The government should drop provisions for labor deregulation from its “work style reform” bill and set out to develop systems more in tune with the workplace reality and acceptable for the public.

What the government really needs to do swiftly under its labor reform initiative is to take effective steps to prevent overwork, including the introduction of a legal upper limit on overtime.

At the Diet, opposition parties are attacking the government’s labor deregulation proposal to expand the scope of the so-called “discretionary working system,” under which employees are deemed to have worked the number of hours prescribed by an advance agreement between labor and management regardless of the actual number of hours they have put in.

Struggling to set the stage to pass the bill after Prime Minister Shinzo Abe recently retracted his remarks concerning data cited to promote the proposal, the government is now considering delaying the implementation of the measure by one year to April 2020.

The Abe administration is also considering a one-year delay in the introduction of the so-called “sophisticated professionals system,” which would exempt employees engaged in certain high-paid specialist jobs from regulations concerning working hours.

This is a typical and outrageous tactic to steer debate from the real issue.

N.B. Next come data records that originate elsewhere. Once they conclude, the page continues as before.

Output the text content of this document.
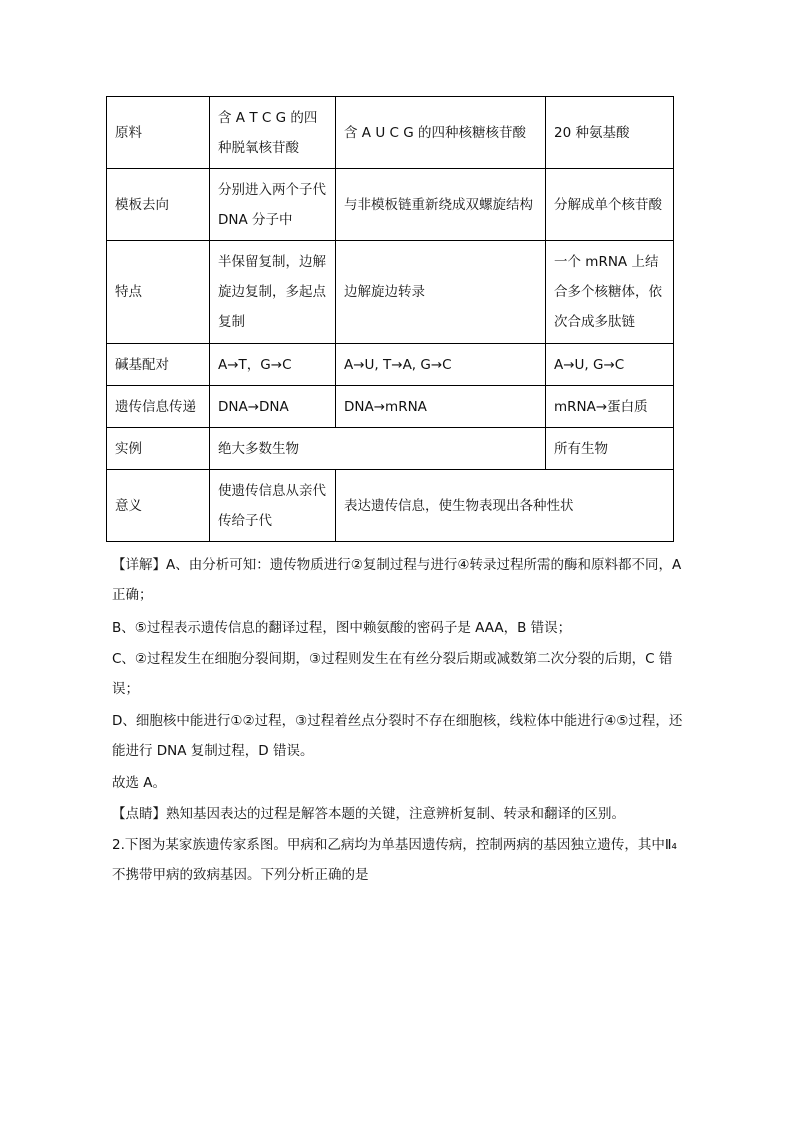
原料	含 A T C G 的四种脱氧核苷酸	含 A U C G 的四种核糖核苷酸	20 种氨基酸
模板去向	分别进入两个子代 DNA 分子中	与非模板链重新绕成双螺旋结构	分解成单个核苷酸
特点	半保留复制，边解旋边复制，多起点复制	边解旋边转录	一个 mRNA 上结合多个核糖体，依次合成多肽链
碱基配对	A→T，G→C	A→U, T→A, G→C	A→U, G→C
遗传信息传递	DNA→DNA	DNA→mRNA	mRNA→蛋白质
实例	绝大多数生物		所有生物
意义	使遗传信息从亲代传给子代	表达遗传信息，使生物表现出各种性状	

【详解】A、由分析可知：遗传物质进行②复制过程与进行④转录过程所需的酶和原料都不同，A 正确；

B、⑤过程表示遗传信息的翻译过程，图中赖氨酸的密码子是 AAA，B 错误；

C、②过程发生在细胞分裂间期，③过程则发生在有丝分裂后期或减数第二次分裂的后期，C 错误；

D、细胞核中能进行①②过程，③过程着丝点分裂时不存在细胞核，线粒体中能进行④⑤过程，还能进行 DNA 复制过程，D 错误。

故选 A。

【点睛】熟知基因表达的过程是解答本题的关键，注意辨析复制、转录和翻译的区别。

2.下图为某家族遗传家系图。甲病和乙病均为单基因遗传病，控制两病的基因独立遗传，其中Ⅱ₄不携带甲病的致病基因。下列分析正确的是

What is being questioned is not the schedule for taking these measures but the government’s rash move to push through such major labor policy changes.

The Diet deliberations on the bill have also revealed errors in part of the data concerning overtime of general workers included in the basic materials for discussions provided to the government’s Labor Policy Council, which was tasked with considering proposed revisions to the law.

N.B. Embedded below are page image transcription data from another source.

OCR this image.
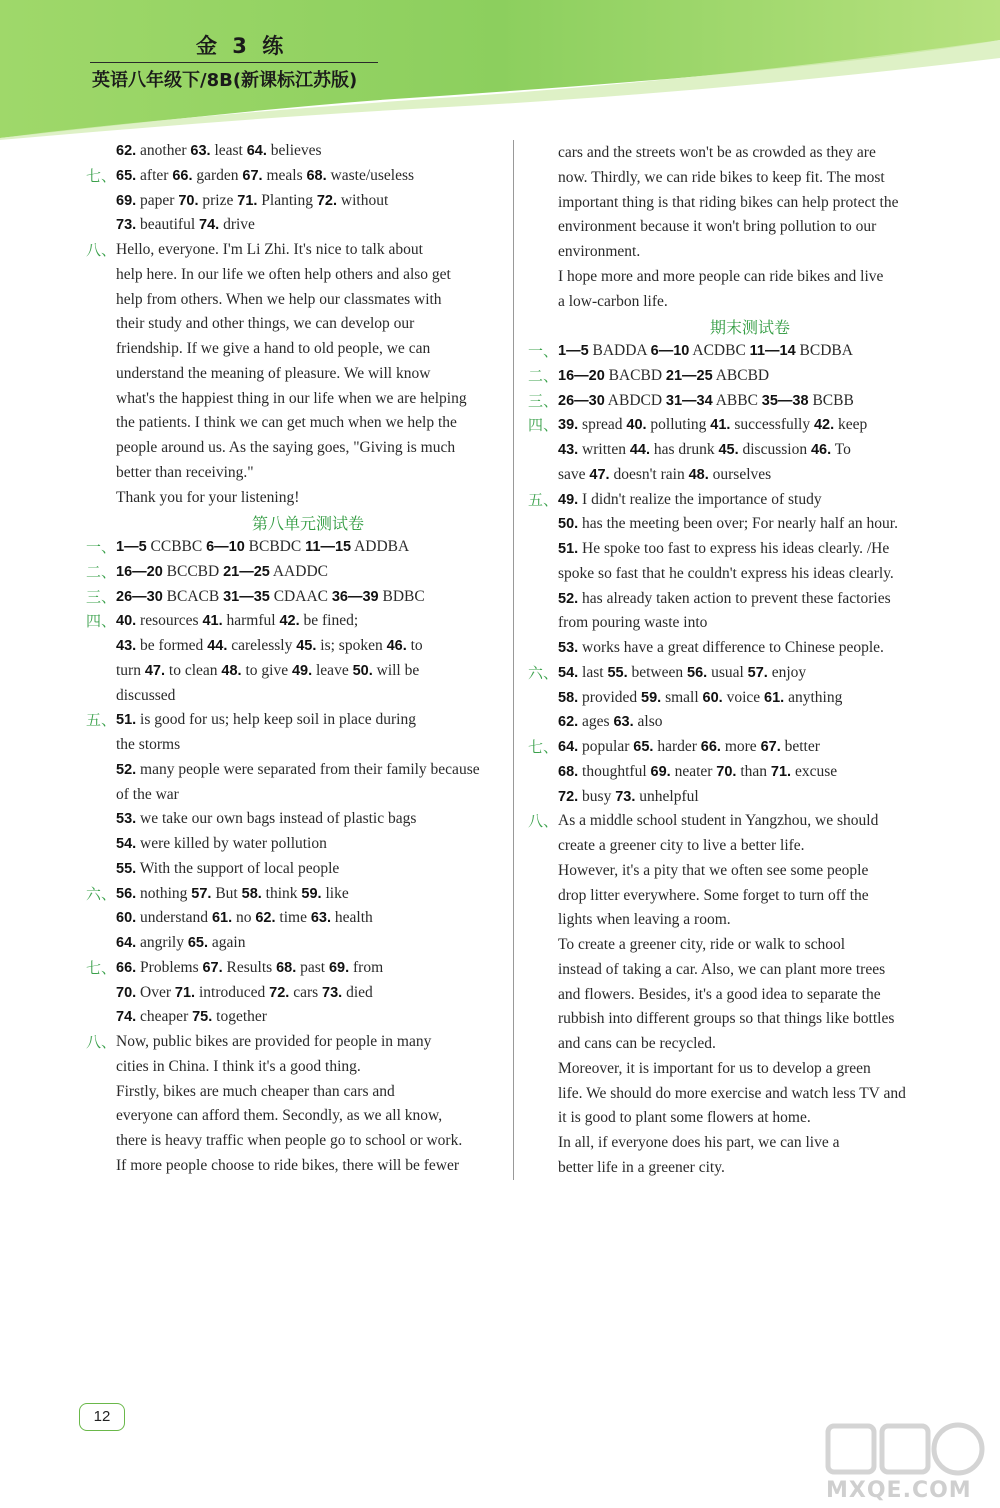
金 3 练
英语八年级下/8B(新课标江苏版)
62. another 63. least 64. believes
七、 65. after 66. garden 67. meals 68. waste/useless
69. paper 70. prize 71. Planting 72. without
73. beautiful 74. drive
八、 Hello, everyone. I'm Li Zhi. It's nice to talk about
help here. In our life we often help others and also get
help from others. When we help our classmates with
their study and other things, we can develop our
friendship. If we give a hand to old people, we can
understand the meaning of pleasure. We will know
what's the happiest thing in our life when we are helping
the patients. I think we can get much when we help the
people around us. As the saying goes, "Giving is much
better than receiving."
Thank you for your listening!
第八单元测试卷
一、 1—5 CCBBC 6—10 BCBDC 11—15 ADDBA
二、 16—20 BCCBD 21—25 AADDC
三、 26—30 BCACB 31—35 CDAAC 36—39 BDBC
四、 40. resources 41. harmful 42. be fined;
43. be formed 44. carelessly 45. is; spoken 46. to
turn 47. to clean 48. to give 49. leave 50. will be
discussed
五、 51. is good for us; help keep soil in place during
the storms
52. many people were separated from their family because
of the war
53. we take our own bags instead of plastic bags
54. were killed by water pollution
55. With the support of local people
六、 56. nothing 57. But 58. think 59. like
60. understand 61. no 62. time 63. health
64. angrily 65. again
七、 66. Problems 67. Results 68. past 69. from
70. Over 71. introduced 72. cars 73. died
74. cheaper 75. together
八、 Now, public bikes are provided for people in many
cities in China. I think it's a good thing.
Firstly, bikes are much cheaper than cars and
everyone can afford them. Secondly, as we all know,
there is heavy traffic when people go to school or work.
If more people choose to ride bikes, there will be fewer
cars and the streets won't be as crowded as they are
now. Thirdly, we can ride bikes to keep fit. The most
important thing is that riding bikes can help protect the
environment because it won't bring pollution to our
environment.
I hope more and more people can ride bikes and live
a low-carbon life.
期末测试卷
一、 1—5 BADDA 6—10 ACDBC 11—14 BCDBA
二、 16—20 BACBD 21—25 ABCBD
三、 26—30 ABDCD 31—34 ABBC 35—38 BCBB
四、 39. spread 40. polluting 41. successfully 42. keep
43. written 44. has drunk 45. discussion 46. To
save 47. doesn't rain 48. ourselves
五、 49. I didn't realize the importance of study
50. has the meeting been over; For nearly half an hour.
51. He spoke too fast to express his ideas clearly. /He
spoke so fast that he couldn't express his ideas clearly.
52. has already taken action to prevent these factories
from pouring waste into
53. works have a great difference to Chinese people.
六、 54. last 55. between 56. usual 57. enjoy
58. provided 59. small 60. voice 61. anything
62. ages 63. also
七、 64. popular 65. harder 66. more 67. better
68. thoughtful 69. neater 70. than 71. excuse
72. busy 73. unhelpful
八、 As a middle school student in Yangzhou, we should
create a greener city to live a better life.
However, it's a pity that we often see some people
drop litter everywhere. Some forget to turn off the
lights when leaving a room.
To create a greener city, ride or walk to school
instead of taking a car. Also, we can plant more trees
and flowers. Besides, it's a good idea to separate the
rubbish into different groups so that things like bottles
and cans can be recycled.
Moreover, it is important for us to develop a green
life. We should do more exercise and watch less TV and
it is good to plant some flowers at home.
In all, if everyone does his part, we can live a
better life in a greener city.
12
MXQE.COM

Opposition parties have raised doubts about the credibility of arguments made at the council, but the government has insisted that they were not affected by the inaccurate data.

But the way the council reached its conclusions on the deregulation proposals was itself questionable.

While employers ardently lobbied for the expansion of the “discretionary working system” and the introduction of the “sophisticated professionals system,” labor unions remained opposed to these measures to the end, arguing that they could end up promoting long working hours.

The advisory panel, however, ignored the objection from the labor community and concluded that these proposals were “mostly reasonable.”

The council is designed as a forum of discussion on labor issues involving neutral experts as well as representatives of labor and management.

But other advisory panels set up to promote the administration’s policy, such as the council for industrial competitiveness and the council for regulatory reform, had already thrown their weight behind the deregulation proposals before the Labor Policy Council began to consider them.

Abe has withdrawn his remarks that certain data indicated the average working hours among people covered by the discretionary working system are shorter than that of general workers.

But he has also countered the opposition arguments against the proposal that stressed the findings of a survey by the Japan Institute for Labor Policy and Training.

The survey showed that the average monthly working hours among employees under the system tended to be longer than the average for ordinary workers. Abe has claimed that the comparison is not relevant because the longer working hours among employees working under the system were not due to the change to the system.

To be sure, the survey didn’t try to find a change in working hours due to the shift from ordinary jobs to positions covered by the discretionary working system.

If so, the administration should order a fresh survey to find such a change, if any, and gather more relevant data for debate on the proposals.

Various problems with the discretionary working system have been cited, including cases of applying it to noneligible workers as a means to avoid paying overtime.

The government should reset its labor deregulation initiative by starting with confronting the reality of working conditions. Gradual expansion of the system without careful and fact-based debate on the proposal is unacceptable.